Sulphur spray preventive: In May and June, spray preventively with sulphur spray. This prevents infection before it starts.
Sanitation hygiene in the garden
This is about more than apples.
Mildew spores come via your hands, your tools, your clothes. So:
- Wash hands after mildew pruning.
- Keep tools clean.
- Change clothes, do not go straight to next plant.
This stops spread to other fruit trees in your garden.
Frequently asked questions
Can you fight powdery mildew by spraying alone?
No. Spraying helps somewhat, but you cannot kill mildew in branches with spray. Pruning is essential.
How much can you prune for powdery mildew?
As much as needed. If sixty per cent of your tree has infection, remove sixty per cent. Better a bare tree next season than a dead tree.

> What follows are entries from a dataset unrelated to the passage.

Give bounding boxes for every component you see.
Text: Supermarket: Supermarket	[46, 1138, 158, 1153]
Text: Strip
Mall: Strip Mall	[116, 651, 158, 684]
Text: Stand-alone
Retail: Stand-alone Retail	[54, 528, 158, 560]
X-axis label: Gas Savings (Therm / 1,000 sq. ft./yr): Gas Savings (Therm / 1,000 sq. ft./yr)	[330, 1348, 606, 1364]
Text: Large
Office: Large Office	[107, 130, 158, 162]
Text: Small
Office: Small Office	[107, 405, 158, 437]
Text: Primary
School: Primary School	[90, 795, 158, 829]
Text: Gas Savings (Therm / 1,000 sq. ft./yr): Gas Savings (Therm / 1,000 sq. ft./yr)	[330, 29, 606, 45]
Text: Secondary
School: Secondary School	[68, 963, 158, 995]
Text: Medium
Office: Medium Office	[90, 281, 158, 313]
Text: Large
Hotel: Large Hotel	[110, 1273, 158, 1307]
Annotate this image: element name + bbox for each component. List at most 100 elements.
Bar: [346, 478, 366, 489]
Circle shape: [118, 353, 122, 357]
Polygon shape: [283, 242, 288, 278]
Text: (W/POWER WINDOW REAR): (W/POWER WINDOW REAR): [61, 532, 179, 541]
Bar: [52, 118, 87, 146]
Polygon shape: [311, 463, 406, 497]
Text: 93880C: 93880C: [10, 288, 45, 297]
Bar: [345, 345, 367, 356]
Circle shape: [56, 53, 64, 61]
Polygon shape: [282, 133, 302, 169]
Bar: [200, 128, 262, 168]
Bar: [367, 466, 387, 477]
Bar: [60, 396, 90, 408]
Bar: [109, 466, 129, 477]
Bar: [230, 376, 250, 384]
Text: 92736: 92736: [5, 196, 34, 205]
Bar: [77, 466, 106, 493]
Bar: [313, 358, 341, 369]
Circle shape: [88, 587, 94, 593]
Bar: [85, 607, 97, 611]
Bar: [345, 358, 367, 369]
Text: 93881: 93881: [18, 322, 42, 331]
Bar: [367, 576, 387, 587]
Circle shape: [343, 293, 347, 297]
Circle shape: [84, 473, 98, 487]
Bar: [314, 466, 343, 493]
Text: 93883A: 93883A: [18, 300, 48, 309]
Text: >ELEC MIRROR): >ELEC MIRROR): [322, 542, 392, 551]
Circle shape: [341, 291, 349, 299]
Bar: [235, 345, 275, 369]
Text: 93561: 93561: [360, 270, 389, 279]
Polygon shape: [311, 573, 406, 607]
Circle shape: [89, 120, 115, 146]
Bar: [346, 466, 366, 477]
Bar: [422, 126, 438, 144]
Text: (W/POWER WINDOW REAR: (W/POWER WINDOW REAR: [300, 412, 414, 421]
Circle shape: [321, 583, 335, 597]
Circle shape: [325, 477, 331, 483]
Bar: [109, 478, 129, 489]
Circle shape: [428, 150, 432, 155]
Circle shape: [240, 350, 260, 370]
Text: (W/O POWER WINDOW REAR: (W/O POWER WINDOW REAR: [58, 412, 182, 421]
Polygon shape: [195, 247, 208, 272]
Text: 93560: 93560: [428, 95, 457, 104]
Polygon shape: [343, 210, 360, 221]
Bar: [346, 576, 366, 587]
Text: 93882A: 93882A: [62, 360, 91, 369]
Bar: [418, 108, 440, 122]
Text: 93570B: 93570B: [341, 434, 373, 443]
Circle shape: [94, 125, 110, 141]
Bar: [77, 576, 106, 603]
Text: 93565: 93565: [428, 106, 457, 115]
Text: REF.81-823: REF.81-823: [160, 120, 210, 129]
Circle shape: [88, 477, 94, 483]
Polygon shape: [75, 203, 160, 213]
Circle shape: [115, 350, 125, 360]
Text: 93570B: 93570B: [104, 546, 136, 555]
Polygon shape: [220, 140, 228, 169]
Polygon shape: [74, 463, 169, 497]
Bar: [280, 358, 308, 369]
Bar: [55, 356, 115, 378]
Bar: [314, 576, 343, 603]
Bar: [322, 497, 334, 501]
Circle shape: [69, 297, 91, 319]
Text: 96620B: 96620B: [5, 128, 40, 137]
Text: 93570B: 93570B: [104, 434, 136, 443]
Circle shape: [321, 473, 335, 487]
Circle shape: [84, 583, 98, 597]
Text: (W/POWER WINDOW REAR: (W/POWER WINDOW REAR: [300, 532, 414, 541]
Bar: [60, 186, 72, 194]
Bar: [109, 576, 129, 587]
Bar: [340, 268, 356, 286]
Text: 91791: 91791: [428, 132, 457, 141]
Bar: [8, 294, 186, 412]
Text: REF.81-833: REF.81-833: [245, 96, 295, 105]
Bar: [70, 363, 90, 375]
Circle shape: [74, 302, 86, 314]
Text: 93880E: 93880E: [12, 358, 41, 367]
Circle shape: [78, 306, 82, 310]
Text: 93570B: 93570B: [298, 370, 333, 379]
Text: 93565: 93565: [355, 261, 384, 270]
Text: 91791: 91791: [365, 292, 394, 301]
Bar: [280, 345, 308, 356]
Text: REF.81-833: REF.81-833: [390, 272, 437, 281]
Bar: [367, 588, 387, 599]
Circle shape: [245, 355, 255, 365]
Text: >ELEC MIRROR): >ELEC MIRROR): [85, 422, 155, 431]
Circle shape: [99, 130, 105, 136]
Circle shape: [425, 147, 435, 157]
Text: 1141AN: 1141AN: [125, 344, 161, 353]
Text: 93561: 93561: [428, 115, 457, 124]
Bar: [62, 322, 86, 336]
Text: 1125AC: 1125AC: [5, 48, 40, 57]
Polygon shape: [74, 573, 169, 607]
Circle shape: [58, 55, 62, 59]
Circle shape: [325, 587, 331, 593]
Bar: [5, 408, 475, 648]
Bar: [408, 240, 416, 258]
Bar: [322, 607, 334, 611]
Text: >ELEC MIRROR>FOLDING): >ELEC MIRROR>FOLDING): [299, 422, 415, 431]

How long before mildew is gone after pruning?
Immediately. If you removed all infection, mildew is gone. No treatment needed, the tree heals.
Next season it might return, but you have given yourself a head start with clean pruning.
Can you save a mildew-infected tree?
Yes, usually. Even very seriously infected trees can recover. But it takes years of good care.
Is powdery mildew dangerous to people?
No. Mildew on apples is annoying for gardeners, not for people. You can eat mildew apples without problem.
Pruning is the cure
Against powdery mildew, pruning is the medicine. No spraying, no secret tricks, just clean pruning of infection.
With this system you will see your tree slowly freed from mildew. Three years of clean pruning and good prevention, and you have your tree back.